A spokesman for Highland Council said it was continuing to improve ways it worked with people who were in private lets, she said: “Our Rapid Rehousing Plan as approved at the Care, Learning and Housing Committee on December 6 identified further awareness raising among private tenants of new tenancy rights under recent legislation.

“We are also working with housing charity Crisis to identify how we can engage better with private landlords with a view to encouraging them to assist their tenants to sustain their tenancies and to provide a viable private alternative to a social housing let where appropriate.”

Political activist Mary Barbour was known as a socialist leader, and leader of  Mrs Barbour’s Army who, through rent strikes, fought against rent increases in 1915.

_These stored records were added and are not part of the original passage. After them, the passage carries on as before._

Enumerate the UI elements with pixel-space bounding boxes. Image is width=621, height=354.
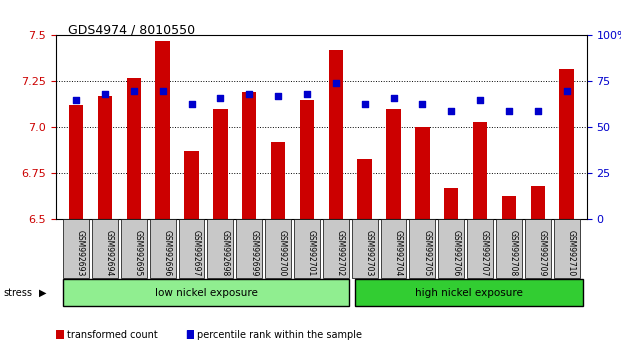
Bar	[502, 195, 516, 219]
Point	[129, 88, 138, 93]
FancyBboxPatch shape	[355, 279, 582, 307]
FancyBboxPatch shape	[178, 219, 204, 278]
Text: GSM992698: GSM992698	[220, 230, 229, 276]
Bar	[329, 50, 343, 219]
FancyBboxPatch shape	[467, 219, 493, 278]
FancyBboxPatch shape	[265, 219, 291, 278]
Text: transformed count: transformed count	[67, 330, 158, 339]
Bar	[300, 100, 314, 219]
Bar	[69, 105, 83, 219]
FancyBboxPatch shape	[438, 219, 465, 278]
Text: GSM992705: GSM992705	[422, 230, 432, 276]
Text: percentile rank within the sample: percentile rank within the sample	[197, 330, 363, 339]
FancyBboxPatch shape	[63, 219, 89, 278]
Text: GSM992695: GSM992695	[134, 230, 143, 276]
Point	[71, 97, 81, 103]
Bar	[415, 127, 430, 219]
Bar	[184, 152, 199, 219]
FancyBboxPatch shape	[409, 219, 435, 278]
Point	[417, 101, 427, 106]
Point	[446, 108, 456, 114]
Text: GSM992694: GSM992694	[105, 230, 114, 276]
Point	[186, 101, 196, 106]
Text: GSM992709: GSM992709	[538, 230, 546, 276]
Point	[100, 91, 110, 97]
Bar	[213, 109, 227, 219]
FancyBboxPatch shape	[525, 219, 551, 278]
FancyBboxPatch shape	[150, 219, 176, 278]
FancyBboxPatch shape	[351, 219, 378, 278]
Point	[389, 95, 399, 101]
Text: GSM992696: GSM992696	[163, 230, 171, 276]
Text: GSM992704: GSM992704	[394, 230, 402, 276]
Bar	[560, 69, 574, 219]
Text: GSM992699: GSM992699	[249, 230, 258, 276]
Text: GSM992707: GSM992707	[480, 230, 489, 276]
FancyBboxPatch shape	[63, 279, 349, 307]
Text: GSM992700: GSM992700	[278, 230, 287, 276]
Point	[244, 91, 254, 97]
Text: high nickel exposure: high nickel exposure	[415, 288, 522, 298]
Point	[158, 88, 168, 93]
Text: GDS4974 / 8010550: GDS4974 / 8010550	[68, 23, 196, 36]
FancyBboxPatch shape	[92, 219, 118, 278]
Text: GSM992703: GSM992703	[365, 230, 374, 276]
Point	[302, 91, 312, 97]
Bar	[127, 78, 141, 219]
Bar	[444, 188, 458, 219]
Bar	[386, 109, 401, 219]
Point	[273, 93, 283, 99]
Text: GSM992697: GSM992697	[191, 230, 201, 276]
FancyBboxPatch shape	[323, 219, 349, 278]
Text: GSM992708: GSM992708	[509, 230, 518, 276]
Point	[215, 95, 225, 101]
Bar	[242, 92, 256, 219]
Bar	[97, 96, 112, 219]
Point	[331, 80, 341, 86]
Point	[561, 88, 571, 93]
Text: GSM992702: GSM992702	[336, 230, 345, 276]
Text: GSM992710: GSM992710	[566, 230, 576, 276]
FancyBboxPatch shape	[294, 219, 320, 278]
Point	[360, 101, 369, 106]
Point	[475, 97, 485, 103]
Point	[533, 108, 543, 114]
Text: low nickel exposure: low nickel exposure	[155, 288, 257, 298]
FancyBboxPatch shape	[496, 219, 522, 278]
FancyBboxPatch shape	[381, 219, 407, 278]
Bar	[530, 186, 545, 219]
Bar	[358, 159, 372, 219]
Text: GSM992701: GSM992701	[307, 230, 316, 276]
Bar	[271, 142, 285, 219]
Text: GSM992706: GSM992706	[451, 230, 460, 276]
FancyBboxPatch shape	[121, 219, 147, 278]
Bar	[155, 41, 170, 219]
Bar	[473, 122, 487, 219]
Text: GSM992693: GSM992693	[76, 230, 85, 276]
FancyBboxPatch shape	[236, 219, 262, 278]
Point	[504, 108, 514, 114]
Text: ▶: ▶	[39, 288, 47, 298]
FancyBboxPatch shape	[207, 219, 233, 278]
Text: stress: stress	[3, 288, 32, 298]
FancyBboxPatch shape	[554, 219, 579, 278]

Mary was the first female Labour councillor on Glasgow Town Council, and as well as being the first woman Bailie on Glasgow Corporation, she was also appointed one of Glasgow’s first women Magistrates.

Mary was a working-class mother who knew first hand the hardships that a working-class family living and working in Govan could experience.

She was instrumental in the formation of the South Govan Women’s Housing Association and was actively involved in organising tenant committees to physically prevent evictions and drive out the sheriff’s officers, on some occasions by pelting them with flour bombs.

This active resistance to the rent increases soon spread all over Glasgow and was known as the Glasgow Rent Strikes which culminated on November 17 1915 when thousands of women known as Mary Barbour’s Army, marched with thousands of shipyard and engineering workers through the streets of the city to the Glasgow Sheriff’s Court in one of the biggest demonstrations ever seen in Glasgow.

As a result of the actions of Mary Barbour and her Army the Rent Restriction Act 1915 was quickly pushed through parliament and gave working-class tenants throughout Britain greater protection against private landlords.